Analysis of “DirtyCow” Kernel Exploit
- On October 20, 2016, Ars Technica published an article about a serious kernel-level Linux exploit which allows for local privilege escalation attacks.
- Red Hat Product Security has identified this exploit being used in the wild and addressed the apparent vulnerability caused by this exploit. Other Linux distribution operating systems are also in the process of patching the exploit, which is known as “DirtyCow.”
- Flashpoint has identified three different Proofs of Concept (POCs) of exploiting this vulnerability that are available in open sources.
- Flashpoint strongly recommends patching affected systems.
On October 20, 2016, Ars Technica posted an article detailing a serious kernel-level exploit, which has existed in the Linux kernel for the last nine years. While local privilege escalation attacks are not new, an exploit that existed for an extended period of time is of critical concern.
For grading the seriousness of an exploit, two things are typically considered: the ease of use to deploy; and whether the exploit is being actively exploited. Red Hat Product Security is aware of this exploit being used in the wild, which raises the priority level of patching the exploit. Other Linux distributions appear to be following suit and are addressing the exploit called “DirtyCow.”
At the time of writing, Flashpoint has identified three different Proofs of Concept (POCs) of exploiting this vulnerability that are available in open sources.
- The “dirtyc0w” exploit can be used to allow write access to files which are typically marked read-only.
- “Cowroot” will escalate privileges to root.

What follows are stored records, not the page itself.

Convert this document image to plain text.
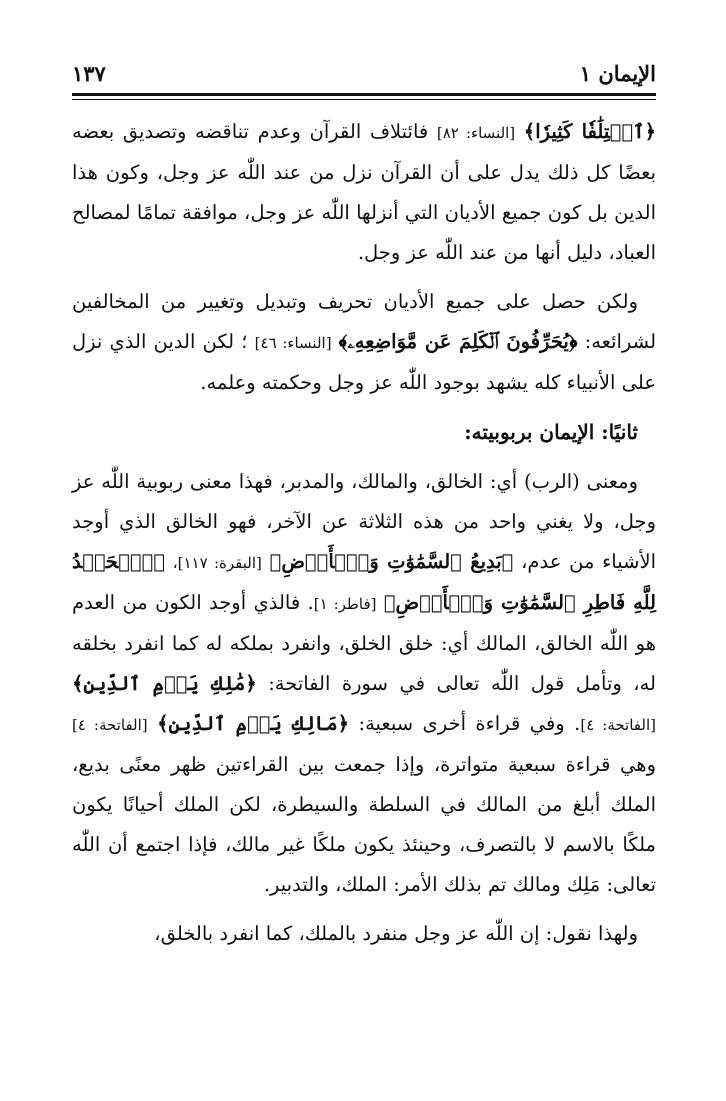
الإيمان ١
١٣٧

﴿ٱخۡتِلَٰفٗا كَثِيرٗا﴾ [النساء: ٨٢] فائتلاف القرآن وعدم تناقضه وتصديق بعضه بعضًا كل ذلك يدل على أن القرآن نزل من عند اللّٰه عز وجل، وكون هذا الدين بل كون جميع الأديان التي أنزلها اللّٰه عز وجل، موافقة تمامًا لمصالح العباد، دليل أنها من عند اللّٰه عز وجل.

ولكن حصل على جميع الأديان تحريف وتبديل وتغيير من المخالفين لشرائعه: ﴿يُحَرِّفُونَ ٱلۡكَلِمَ عَن مَّوَاضِعِهِۦ﴾ [النساء: ٤٦] ؛ لكن الدين الذي نزل على الأنبياء كله يشهد بوجود اللّٰه عز وجل وحكمته وعلمه.

ثانيًا: الإيمان بربوبيته:

ومعنى (الرب) أي: الخالق، والمالك، والمدبر، فهذا معنى ربوبية اللّٰه عز وجل، ولا يغني واحد من هذه الثلاثة عن الآخر، فهو الخالق الذي أوجد الأشياء من عدم، ﴿بَدِيعُ ٱلسَّمَٰوَٰتِ وَٱلۡأَرۡضِ﴾ [البقرة: ١١٧]، ﴿ٱلۡحَمۡدُ لِلَّهِ فَاطِرِ ٱلسَّمَٰوَٰتِ وَٱلۡأَرۡضِ﴾ [فاطر: ١]. فالذي أوجد الكون من العدم هو اللّٰه الخالق، المالك أي: خلق الخلق، وانفرد بملكه له كما انفرد بخلقه له، وتأمل قول اللّٰه تعالى في سورة الفاتحة: ﴿مَٰلِكِ يَوۡمِ ٱلدِّينِ﴾ [الفاتحة: ٤]. وفي قراءة أخرى سبعية: ﴿مَالِكِ يَوۡمِ ٱلدِّينِ﴾ [الفاتحة: ٤] وهي قراءة سبعية متواترة، وإذا جمعت بين القراءتين ظهر معنًى بديع، الملك أبلغ من المالك في السلطة والسيطرة، لكن الملك أحيانًا يكون ملكًا بالاسم لا بالتصرف، وحينئذ يكون ملكًا غير مالك، فإذا اجتمع أن اللّٰه تعالى: مَلِك ومالك تم بذلك الأمر: الملك، والتدبير.

ولهذا نقول: إن اللّٰه عز وجل منفرد بالملك، كما انفرد بالخلق،
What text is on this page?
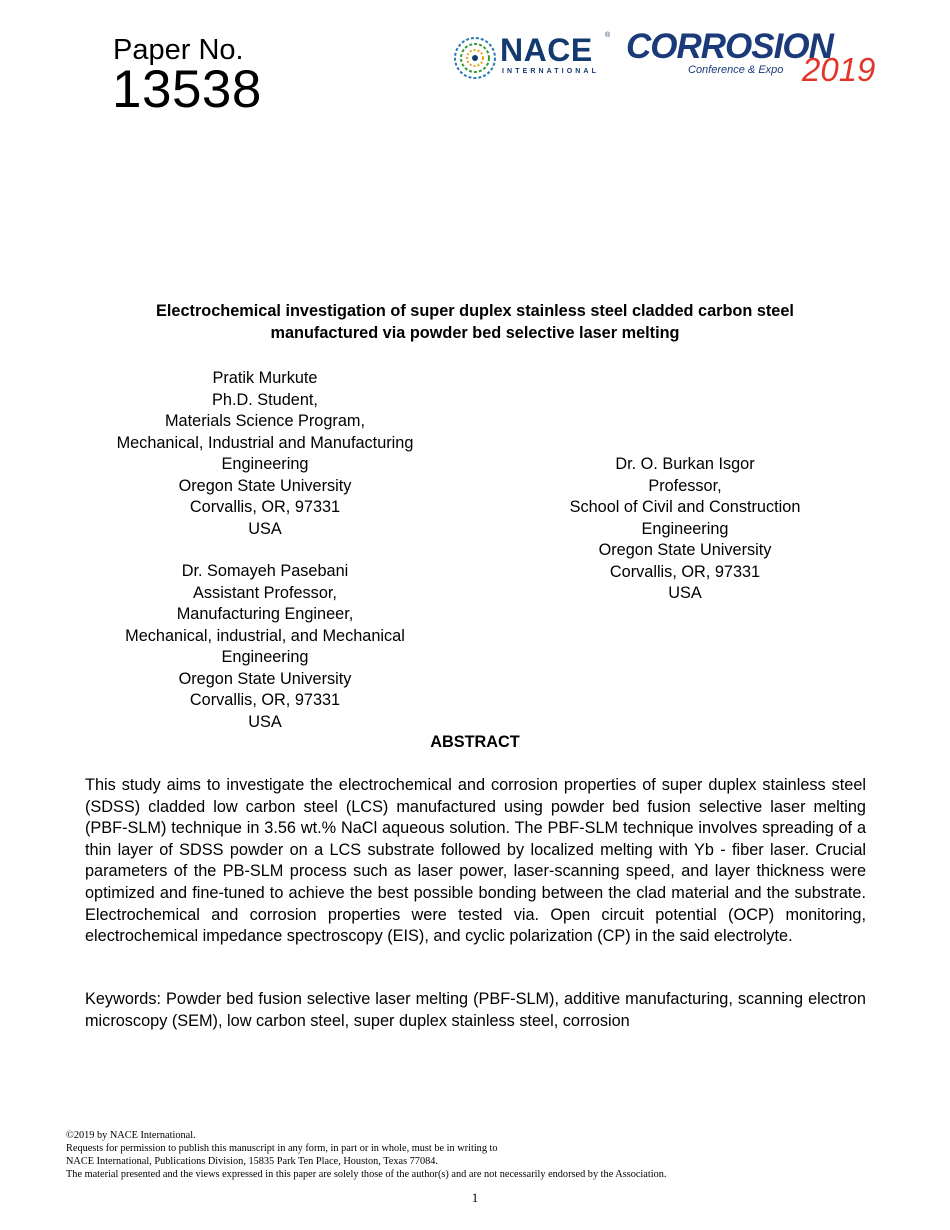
Paper No.
13538
NACE ®
INTERNATIONAL
CORROSION
Conference & Expo 2019
Electrochemical investigation of super duplex stainless steel cladded carbon steel
manufactured via powder bed selective laser melting
Pratik Murkute
Ph.D. Student,
Materials Science Program,
Mechanical, Industrial and Manufacturing
Engineering
Oregon State University
Corvallis, OR, 97331
USA
Dr. O. Burkan Isgor
Professor,
School of Civil and Construction
Engineering
Oregon State University
Corvallis, OR, 97331
USA
Dr. Somayeh Pasebani
Assistant Professor,
Manufacturing Engineer,
Mechanical, industrial, and Mechanical
Engineering
Oregon State University
Corvallis, OR, 97331
USA
ABSTRACT
This study aims to investigate the electrochemical and corrosion properties of super duplex stainless steel (SDSS) cladded low carbon steel (LCS) manufactured using powder bed fusion selective laser melting (PBF-SLM) technique in 3.56 wt.% NaCl aqueous solution. The PBF-SLM technique involves spreading of a thin layer of SDSS powder on a LCS substrate followed by localized melting with Yb - fiber laser. Crucial parameters of the PB-SLM process such as laser power, laser-scanning speed, and layer thickness were optimized and fine-tuned to achieve the best possible bonding between the clad material and the substrate. Electrochemical and corrosion properties were tested via. Open circuit potential (OCP) monitoring, electrochemical impedance spectroscopy (EIS), and cyclic polarization (CP) in the said electrolyte.
Keywords: Powder bed fusion selective laser melting (PBF-SLM), additive manufacturing, scanning electron microscopy (SEM), low carbon steel, super duplex stainless steel, corrosion
©2019 by NACE International.
Requests for permission to publish this manuscript in any form, in part or in whole, must be in writing to
NACE International, Publications Division, 15835 Park Ten Place, Houston, Texas 77084.
The material presented and the views expressed in this paper are solely those of the author(s) and are not necessarily endorsed by the Association.
1
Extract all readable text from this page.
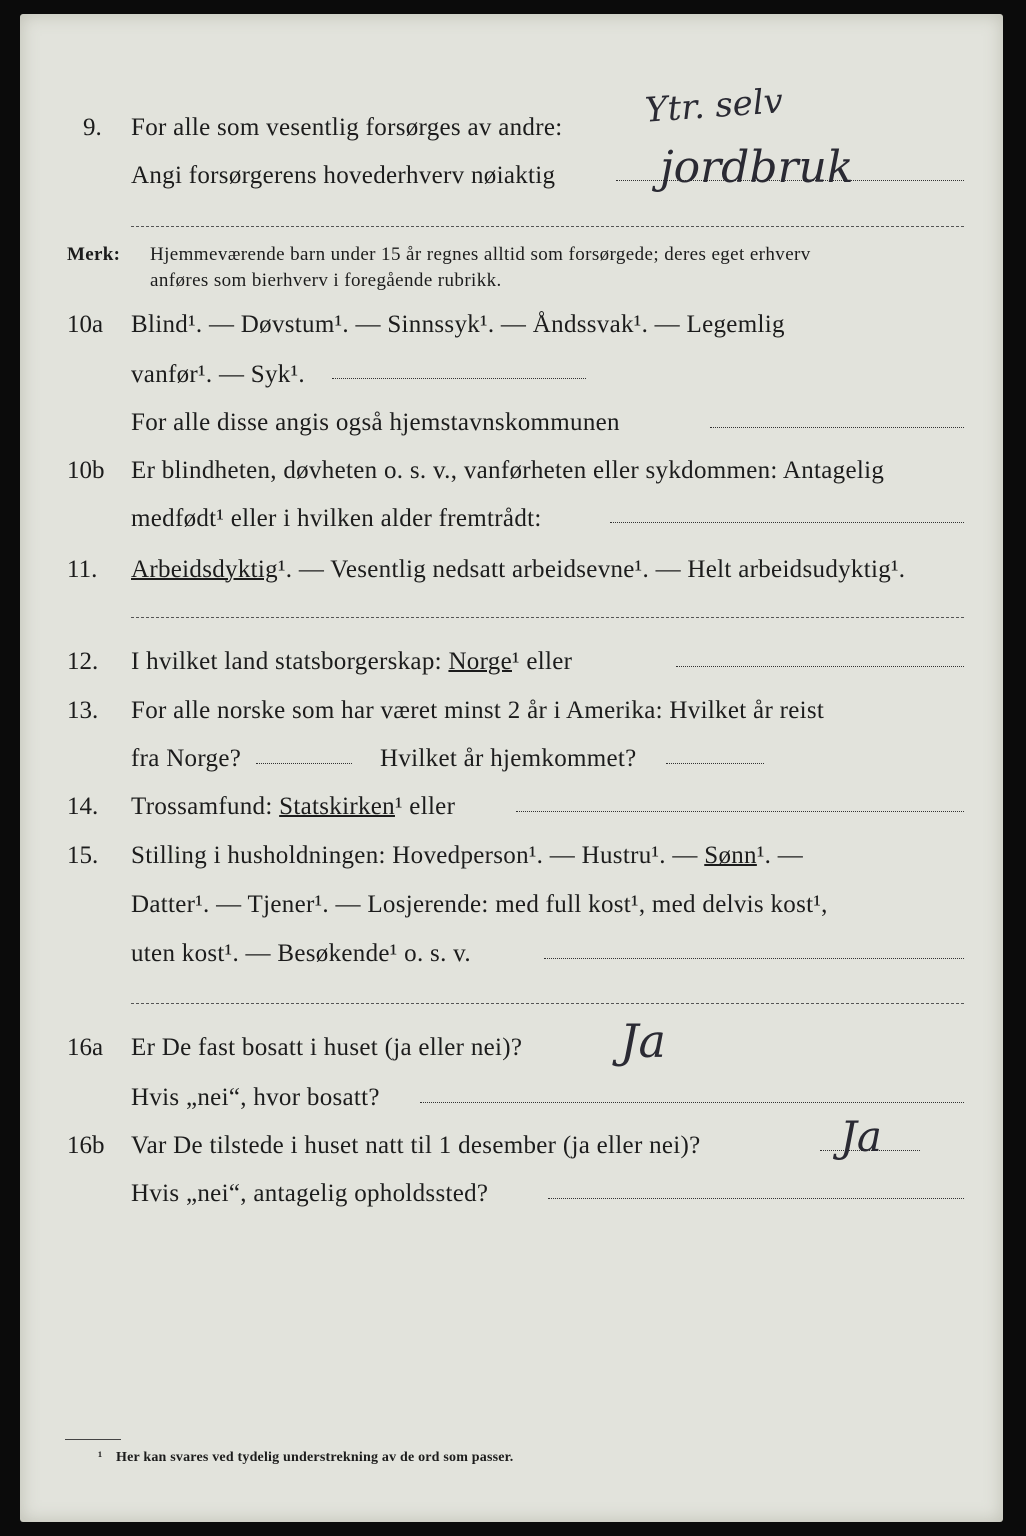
9. For alle som vesentlig forsørges av andre: Ytr. selv
Angi forsørgerens hovederhverv nøiaktig jordbruk
Merk: Hjemmeværende barn under 15 år regnes alltid som forsørgede; deres eget erhverv
anføres som bierhverv i foregående rubrikk.
10a Blind¹. — Døvstum¹. — Sinnssyk¹. — Åndssvak¹. — Legemlig
vanfør¹. — Syk¹.
For alle disse angis også hjemstavnskommunen
10b Er blindheten, døvheten o. s. v., vanførheten eller sykdommen: Antagelig
medfødt¹ eller i hvilken alder fremtrådt:
11. Arbeidsdyktig¹. — Vesentlig nedsatt arbeidsevne¹. — Helt arbeidsudyktig¹.
12. I hvilket land statsborgerskap: Norge¹ eller
13. For alle norske som har været minst 2 år i Amerika: Hvilket år reist
fra Norge?	Hvilket år hjemkommet?
14. Trossamfund: Statskirken¹ eller
15. Stilling i husholdningen: Hovedperson¹. — Hustru¹. — Sønn¹. —
Datter¹. — Tjener¹. — Losjerende: med full kost¹, med delvis kost¹,
uten kost¹. — Besøkende¹ o. s. v.
16a Er De fast bosatt i huset (ja eller nei)? Ja
Hvis „nei“, hvor bosatt?
16b Var De tilstede i huset natt til 1 desember (ja eller nei)?	Ja
Hvis „nei“, antagelig opholdssted?
¹ Her kan svares ved tydelig understrekning av de ord som passer.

- “Dirtycow-mem” will allow for root access by patching libc’s getuid (which returns the real user ID of the calling process), and envoking su (superuser command).
By analyzing the exploit that allows root access, it is apparent that DirtyCow leverages a race condition to abuse process priority execution in order to enable root access. By downloading and compiling the source code on a testing system, analysts observed that the exploit is able to spawn a root terminal process in a matter of seconds. “Cowroot” does this by exploiting a race condition, and if the exploit is successful, /usr/sbin/passwrd is overwritten with shellcode that executes bash.
When tested, Cowroot can cause the system to hang.
Dirtycow-mem uses the same exploit, but gains root access privileges using a different method. Dirtycow-mem patches libc’s getuid call, then calls su, quickly allowing for root access. It is worth noting that the exploit crashes with a kernel panic within a few minutes.
While the Cowroot and Dirtycow-mem exploits appear to crash the kernel, it is only a matter of time before exploit developers find a more elegant way to control the crash and exploit. Since Cowroot replaces the /usr/bin/passwd file, attackers could replace it with a malicious file, enable malware into the shellcode portion, and execute it. Flashpoint strongly recommends patching affected systems.